In fact it is possible to argue that it is only on the basis of relevance to the collective whole that a creative work can successfully have an audience. Hence the greater mass appeal of Bhathiya and Santhush as compared with the success of original compositions by other western genre Sri Lankan musicians. Just a couple of months ago, the State music award programme was held and it was in stark contrast to the pluralism of the Golden Clef.

The State music awards programme totally ignored not only modern fusion music but also baila as well. Whether that State programme has any relevance at all to the Sinhala music industry, leave aside the setting of standards, is a question that Sinhala musicians and music critics must ask. Issues of ethnic politics, of course remained quite remote from the wave-length of that awards event and related conference held at the John de Silva Theatre.

Xenophobia

Does the fact that the Golden Clef is providing a platform of recognition to these cross-over and fusion musicians while the Sinhala music industry's sole, State-sponsored standard-setting award scheme continues to ignore this genre indicate the State's insensitivity to the significance of this and other excluded genres? Or, does it reflect the complicity of the dominant Sinhala musical elite in this State xenophobia? If so, that indicates a tragic aesthetic sterility that Sunil Perera and others must strive to end.

It also indicates the burning need for Sinhala music to free itself of the State and for the industry itself to general its own standard-setting programmes. In my view such an exercise will see far more creative results than does the Golden Clef simply because the Sinhala (and Tamil) music industry is not only much larger in terms of market and economic capacity (i.e. richer), but is also more deeply embedded in local culture and society. Relevance is, after all, the key to both market and audience.

But marketing is the means by which to reach the audience. What the peace process badly needs is the enthusiastic and creative marketing initiatives of artistes like Sunil Perera and everyone else in the music world of all genres to promote 'negotiations'.

Many years ago, as a rock music fan, I used to say: "Let the shattering of your eardrums be music to your heart". After two decades of bomb blasts and shell-shock, I hesitate to say that nowadays. Neither would I dare claim that music is something 'universal'.

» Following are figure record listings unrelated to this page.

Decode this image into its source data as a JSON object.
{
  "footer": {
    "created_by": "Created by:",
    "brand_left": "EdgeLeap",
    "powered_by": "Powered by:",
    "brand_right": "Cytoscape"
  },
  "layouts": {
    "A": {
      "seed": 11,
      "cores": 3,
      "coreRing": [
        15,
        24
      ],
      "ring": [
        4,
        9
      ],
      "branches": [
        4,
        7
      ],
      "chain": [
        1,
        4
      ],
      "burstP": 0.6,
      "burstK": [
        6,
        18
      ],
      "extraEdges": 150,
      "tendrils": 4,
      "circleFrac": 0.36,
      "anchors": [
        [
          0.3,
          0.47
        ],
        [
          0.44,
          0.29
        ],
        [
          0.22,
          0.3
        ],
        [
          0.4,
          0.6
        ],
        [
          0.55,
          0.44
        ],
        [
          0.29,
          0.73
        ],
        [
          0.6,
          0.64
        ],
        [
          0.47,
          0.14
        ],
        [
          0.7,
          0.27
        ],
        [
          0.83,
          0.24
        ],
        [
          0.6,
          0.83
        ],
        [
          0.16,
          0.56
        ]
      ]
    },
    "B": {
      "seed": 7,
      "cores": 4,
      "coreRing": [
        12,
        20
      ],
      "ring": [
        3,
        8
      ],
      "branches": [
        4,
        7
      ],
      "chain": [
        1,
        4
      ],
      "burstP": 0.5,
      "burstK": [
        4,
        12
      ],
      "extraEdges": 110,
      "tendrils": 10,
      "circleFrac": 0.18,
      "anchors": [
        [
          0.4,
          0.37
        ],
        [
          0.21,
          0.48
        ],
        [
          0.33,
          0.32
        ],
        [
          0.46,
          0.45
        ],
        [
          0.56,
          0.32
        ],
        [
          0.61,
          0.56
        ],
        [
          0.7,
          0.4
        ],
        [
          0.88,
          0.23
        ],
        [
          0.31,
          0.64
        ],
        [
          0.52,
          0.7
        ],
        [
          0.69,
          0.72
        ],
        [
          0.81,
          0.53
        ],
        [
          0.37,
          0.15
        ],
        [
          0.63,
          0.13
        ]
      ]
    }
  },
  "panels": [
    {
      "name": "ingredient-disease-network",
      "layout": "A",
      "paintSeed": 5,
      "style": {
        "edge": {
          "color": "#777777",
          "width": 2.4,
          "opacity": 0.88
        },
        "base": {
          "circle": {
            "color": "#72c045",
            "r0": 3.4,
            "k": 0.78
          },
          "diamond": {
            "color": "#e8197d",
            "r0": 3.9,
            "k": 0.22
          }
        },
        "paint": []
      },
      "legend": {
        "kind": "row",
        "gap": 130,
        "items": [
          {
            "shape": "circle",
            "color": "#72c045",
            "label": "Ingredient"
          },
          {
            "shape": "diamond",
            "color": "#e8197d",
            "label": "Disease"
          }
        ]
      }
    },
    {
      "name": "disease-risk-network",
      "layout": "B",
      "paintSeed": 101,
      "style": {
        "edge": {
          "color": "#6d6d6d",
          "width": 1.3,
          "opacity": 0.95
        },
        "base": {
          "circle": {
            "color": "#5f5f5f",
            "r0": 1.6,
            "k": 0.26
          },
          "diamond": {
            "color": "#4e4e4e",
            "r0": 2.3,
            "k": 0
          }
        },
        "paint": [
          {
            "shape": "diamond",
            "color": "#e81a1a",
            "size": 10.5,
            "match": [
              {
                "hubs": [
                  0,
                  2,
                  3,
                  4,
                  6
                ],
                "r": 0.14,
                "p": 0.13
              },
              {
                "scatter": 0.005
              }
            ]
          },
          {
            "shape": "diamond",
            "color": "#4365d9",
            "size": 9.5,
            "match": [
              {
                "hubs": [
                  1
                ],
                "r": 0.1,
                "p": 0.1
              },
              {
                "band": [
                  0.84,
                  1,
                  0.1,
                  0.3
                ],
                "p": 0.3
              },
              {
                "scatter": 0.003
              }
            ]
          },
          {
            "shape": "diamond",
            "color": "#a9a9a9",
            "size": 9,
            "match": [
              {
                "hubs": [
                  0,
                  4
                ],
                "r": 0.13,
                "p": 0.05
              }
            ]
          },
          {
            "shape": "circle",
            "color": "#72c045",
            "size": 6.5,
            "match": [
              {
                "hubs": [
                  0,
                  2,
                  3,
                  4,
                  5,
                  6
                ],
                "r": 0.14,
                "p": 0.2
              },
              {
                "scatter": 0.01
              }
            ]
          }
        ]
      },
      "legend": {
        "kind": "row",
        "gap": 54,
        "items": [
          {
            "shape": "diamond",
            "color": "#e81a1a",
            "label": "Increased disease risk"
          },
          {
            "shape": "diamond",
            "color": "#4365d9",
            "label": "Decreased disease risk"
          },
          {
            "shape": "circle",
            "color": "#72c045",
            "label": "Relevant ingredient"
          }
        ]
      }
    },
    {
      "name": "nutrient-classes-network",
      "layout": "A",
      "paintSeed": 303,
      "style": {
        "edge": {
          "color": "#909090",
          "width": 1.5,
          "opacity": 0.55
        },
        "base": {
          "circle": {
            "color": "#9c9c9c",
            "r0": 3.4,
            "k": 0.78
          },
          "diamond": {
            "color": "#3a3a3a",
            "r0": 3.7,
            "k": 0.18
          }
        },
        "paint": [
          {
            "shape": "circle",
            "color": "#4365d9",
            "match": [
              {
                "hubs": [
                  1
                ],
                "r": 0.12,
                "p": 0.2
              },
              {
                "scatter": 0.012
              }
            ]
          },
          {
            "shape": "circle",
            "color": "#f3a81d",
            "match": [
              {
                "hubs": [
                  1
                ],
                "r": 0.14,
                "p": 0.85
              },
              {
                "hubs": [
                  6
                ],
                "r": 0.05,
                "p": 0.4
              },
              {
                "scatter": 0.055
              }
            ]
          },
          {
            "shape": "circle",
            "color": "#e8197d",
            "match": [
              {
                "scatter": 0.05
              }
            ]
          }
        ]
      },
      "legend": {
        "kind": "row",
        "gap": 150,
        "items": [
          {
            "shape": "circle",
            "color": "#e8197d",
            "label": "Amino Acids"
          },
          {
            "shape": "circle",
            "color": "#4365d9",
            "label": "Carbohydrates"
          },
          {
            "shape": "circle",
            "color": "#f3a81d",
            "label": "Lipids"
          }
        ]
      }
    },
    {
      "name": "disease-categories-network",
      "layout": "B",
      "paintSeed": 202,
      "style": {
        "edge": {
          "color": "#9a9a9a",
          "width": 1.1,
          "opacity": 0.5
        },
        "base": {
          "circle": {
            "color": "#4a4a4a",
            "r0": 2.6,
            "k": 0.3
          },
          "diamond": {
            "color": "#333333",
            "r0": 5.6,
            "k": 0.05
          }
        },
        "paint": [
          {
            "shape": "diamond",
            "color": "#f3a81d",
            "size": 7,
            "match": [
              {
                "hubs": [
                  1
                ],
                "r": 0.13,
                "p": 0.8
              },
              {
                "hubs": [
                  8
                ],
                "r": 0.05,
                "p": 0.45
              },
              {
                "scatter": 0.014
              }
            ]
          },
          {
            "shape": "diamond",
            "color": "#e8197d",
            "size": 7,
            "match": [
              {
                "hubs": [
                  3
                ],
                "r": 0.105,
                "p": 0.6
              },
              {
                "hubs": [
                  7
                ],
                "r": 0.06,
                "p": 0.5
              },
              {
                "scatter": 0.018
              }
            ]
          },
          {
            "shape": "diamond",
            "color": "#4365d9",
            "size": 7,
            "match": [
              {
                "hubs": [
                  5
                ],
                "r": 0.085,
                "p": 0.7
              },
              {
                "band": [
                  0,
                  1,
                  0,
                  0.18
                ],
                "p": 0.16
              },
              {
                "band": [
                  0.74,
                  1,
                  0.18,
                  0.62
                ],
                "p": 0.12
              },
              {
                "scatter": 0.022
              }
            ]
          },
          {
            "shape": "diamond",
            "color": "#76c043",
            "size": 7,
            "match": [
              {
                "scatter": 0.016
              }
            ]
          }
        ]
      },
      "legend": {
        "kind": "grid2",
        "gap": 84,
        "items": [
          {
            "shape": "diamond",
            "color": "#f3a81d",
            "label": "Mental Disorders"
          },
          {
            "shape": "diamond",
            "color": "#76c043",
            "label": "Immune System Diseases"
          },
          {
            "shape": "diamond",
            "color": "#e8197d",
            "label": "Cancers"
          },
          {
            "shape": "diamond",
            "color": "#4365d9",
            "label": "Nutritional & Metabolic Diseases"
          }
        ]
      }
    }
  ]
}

But the desire for music of various kinds is part of the psychic unity of humankind, even though Chinese music may sound like the tuning of instruments to people like Zakir Hussain (as he once jokingly told a bemused audience in Colombo). So is the desire for peace, especially after being battered by war. What is needed in this country is more music that promotes peace.

And the opening up of the mass media and the rapid growth of radio and television is creating the environment and the market for this multiplicity of music.

Every radio and TV station now seeks new market segments. Every search for market requires new products: cultural and commercial. Here lies the basic dynamic for the expansion of musical creativity in this capitalist industrial age. If Hindi pop and baila was once adequate, today it is not. Reggae, rock-raga fusion, baila-reggae fusion and other cross-over styles are now all useful products to attract audiences and markets.

Today I hear Sinhalas phone in and request Tamil and Hindi pop songs. Similarly I have heard Tamil listeners request Sinhala pop (less frequently).

No ethno-centric and xenophobic State can easily muffle such a cacophony of sound. A thousand Sunil Pereras will be born. The only way they can be heard is if the thunder of their sound drowns out the crack of high explosive.